Users ──┬──→ (95%) App v1 ─→
└──→ (5%) App v2 ─→ monitor errors
AWS ALB Weighted Target Groups
# Start canary: 5% to v2
aws elbv2 modify-listener --listener-arn $LISTENER_ARN \
--default-actions 'Type=forward,ForwardConfig={
TargetGroups=[
{TargetGroupArn='"$V1_TG_ARN"',Weight=95},
{TargetGroupArn='"$V2_TG_ARN"',Weight=5}
]
}'
# Expand to 50% after monitoring
# Then 100% to complete
Kubernetes Canary with Argo Rollouts
apiVersion: argoproj.io/v1alpha1
kind: Rollout
metadata:
name: app
spec:
strategy:
canary:
steps:
- setWeight: 5 # 5% canary
- pause: {duration: 5m}
- setWeight: 20
- pause: {duration: 5m}
- setWeight: 50
- pause: {duration: 10m}
# Full rollout
analysis:
templates:
- templateName: error-rate
args:
- name: service-name
value: app
Automatic Rollback Triggers
# Argo Rollouts AnalysisTemplate
apiVersion: argoproj.io/v1alpha1
kind: AnalysisTemplate
metadata:
name: error-rate
spec:
metrics:
- name: error-rate
interval: 1m
# Roll back if error rate exceeds 1%
successCondition: result[0] < 0.01
failureLimit: 3
provider:
prometheus:
address: http://prometheus:9090
query: |
sum(rate(http_requests_total{status=~"5.."}[1m]))
/
sum(rate(http_requests_total[1m]))
Rolling Updates
Replace instances one by one (or in small batches), waiting for each batch to pass health checks before proceeding.

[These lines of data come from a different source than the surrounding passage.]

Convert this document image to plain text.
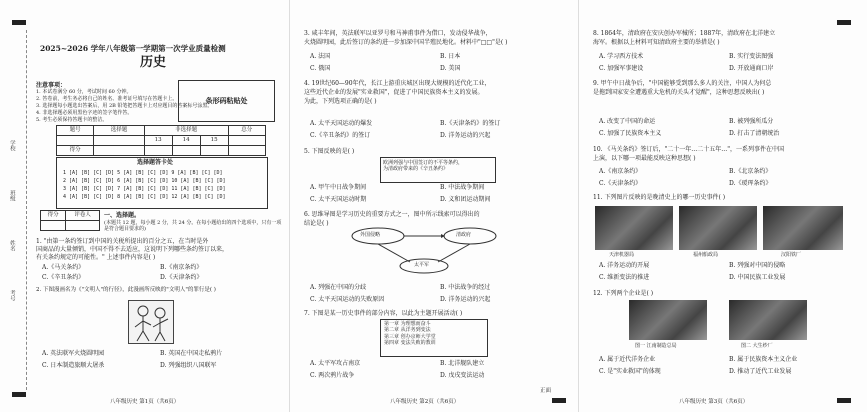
学校
班级
姓名
考号
2025~2026 学年八年级第一学期第一次学业质量检测
历史
注意事项：
1. 本试卷满分 60 分，考试时间 60 分钟。
2. 答卷前，考生务必将自己的姓名、准考证号填写在答题卡上。
3. 选择题每小题选出答案后，用 2B 铅笔把答题卡上对应题目的答案标号涂黑。
4. 非选择题必须用黑色字迹的签字笔作答。
5. 考生必须保持答题卡的整洁。
条形码粘贴处
题号	选择题	非选择题			总分
		13	14	15	
得分					
选择题答卡处
1 [A] [B] [C] [D] 5 [A] [B] [C] [D] 9 [A] [B] [C] [D]
2 [A] [B] [C] [D] 6 [A] [B] [C] [D] 10 [A] [B] [C] [D]
3 [A] [B] [C] [D] 7 [A] [B] [C] [D] 11 [A] [B] [C] [D]
4 [A] [B] [C] [D] 8 [A] [B] [C] [D] 12 [A] [B] [C] [D]
得分	评卷人
	一、选择题。
(本题共 12 题，每小题 2 分，共 24 分。在每小题给出的四个选项中，只有一项是符合题目要求的)
1. "由第一条约签订到中国的关税所提出的百分之五，在当时是外
国商品的大量倾销，中国不得不去适应，这说明下列哪些条约签订以来，
有关条约规定的可能性。" 上述事件内容是( )
A.《马关条约》	B.《南京条约》
C.《辛丑条约》	D.《天津条约》
2. 下图漫画名为《"文明人"的行径》，此漫画所反映的"文明人"的罪行是( )
A. 英法联军火烧圆明园	B. 英国在中国走私鸦片
C. 日本制造旅顺大屠杀	D. 列强组织八国联军
八年级历史 第1页（共6页）
3. 咸丰年间，英法联军以亚罗号和马神甫事件为借口，发动侵华战争，
火烧圆明园，此后签订的条约进一步加深中国半殖民地化。材料中"□□"是( )
A. 法国	B. 日本
C. 俄国	D. 美国
4. 19世纪60—90年代，长江上游重庆城区出现大规模的近代化工业，
这些近代企业的发展"实业救国"，促进了中国民族资本主义的发展。
为此，下列选项正确的是( )
A. 太平天国运动的爆发	B.《天津条约》的签订
C.《辛丑条约》的签订	D. 洋务运动的兴起
5. 下图反映的是( )
欧洲列强与中国签订的不平等条约，
为清政府带来的《辛丑条约》
A. 甲午中日战争期间	B. 中法战争期间
C. 太平天国运动时期	D. 义和团运动期间
6. 思维导图是学习历史的重要方式之一，图中所示线索可以得出的
结论是( )
外国侵略	清政府
太平军
A. 列强在中国的分歧	B. 中法战争的经过
C. 太平天国运动的失败原因	D. 洋务运动的兴起
7. 下图是某一历史事件的部分内容，以此为主题开展活动( )
第一章 为理想而奋斗
第二章 从洋务到变法
第三章 创办京师大学堂
第四章 变法失败的教训
A. 太平军攻占南京	B. 北洋舰队建立
C. 两次鸦片战争	D. 戊戌变法运动
八年级历史 第2页（共6页）
正面
8. 1864年，清政府在安庆创办军械所；1887年，清政府在北洋建立
海军。根据以上材料可知清政府主要的举措是( )
A. 学习西方技术	B. 实行变法图强
C. 加强军事建设	D. 开放通商口岸
9. 甲午中日战争后，"中国能够受到那么多人的关注，中国人为何总
是拖到国家安全遭遇重大危机的关头才觉醒"，这种思想反映出( )
A. 改变了中国的命运	B. 被列强所瓜分
C. 加强了民族资本主义	D. 打击了清朝统治
10. 《马关条约》签订后，"二十一年…二十五年…"，一系列事件在中国
上演，以下哪一项最能反映这种思想( )
A.《南京条约》	B.《北京条约》
C.《天津条约》	D.《瑷珲条约》
11. 下列图片反映的是晚清史上的哪一历史事件( )
天津机器局	福州船政局	汉阳铁厂
A. 洋务运动的开展	B. 列强对中国的侵略
C. 维新变法的推进	D. 中国民族工业发展
12. 下列两个企业是( )
图一 江南制造总局	图二 大生纱厂
A. 属于近代洋务企业	B. 属于民族资本主义企业
C. 是"实业救国"的体现	D. 推动了近代工业发展
八年级历史 第3页（共6页）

Kubernetes Rolling Update Strategy
spec:
replicas: 10
strategy:
type: RollingUpdate
rollingUpdate:
maxSurge: 2 # Allow 2 extra pods above desired count
maxUnavailable: 0 # Never go below desired count
template:
spec:
containers:
- name: app
readinessProbe:
httpGet:
path: /readyz
port: 8000
# Pod only added to LB after 2 consecutive successes
successThreshold: 2
failureThreshold: 3
periodSeconds: 5
terminationGracePeriodSeconds: 60
lifecycle:
preStop:
exec:
# Give LB time to stop routing before SIGTERM
command: ["sleep", "5"]
With maxUnavailable: 0, Kubernetes adds new pods and waits for them to pass readiness probes before removing old pods. No traffic gap.
Database Migrations: The Expand-Contract Pattern
The expand-contract (aka parallel-change) pattern makes schema changes backward-compatible across deployment boundaries.
Scenario: rename column user_name to username
Phase 1 — Expand (deploy with old + new column)
Migration: ADD COLUMN username VARCHAR(255);
Code: writes to both columns, reads from old
Phase 2 — Migrate data (background job or migration)
UPDATE users SET username = user_name WHERE username IS NULL;
Phase 3 — Switch reads (deploy)
Code: writes to both columns, reads from new
Phase 4 — Contract (deploy, remove old column)
Code: writes to new column only
Migration: DROP COLUMN user_name;
Each phase is a separate deployment. During blue-green or rolling updates, both old and new code versions must work with the schema in each phase.
Feature Flags for Data Changes
# Use a feature flag to gate reads from new column
from django.conf import settings
def get_username(user):
if settings.USE_NEW_USERNAME_COLUMN:
return user.username
return user.user_name
This lets you flip the read path in production without a code deployment — just update the environment variable and reload the app.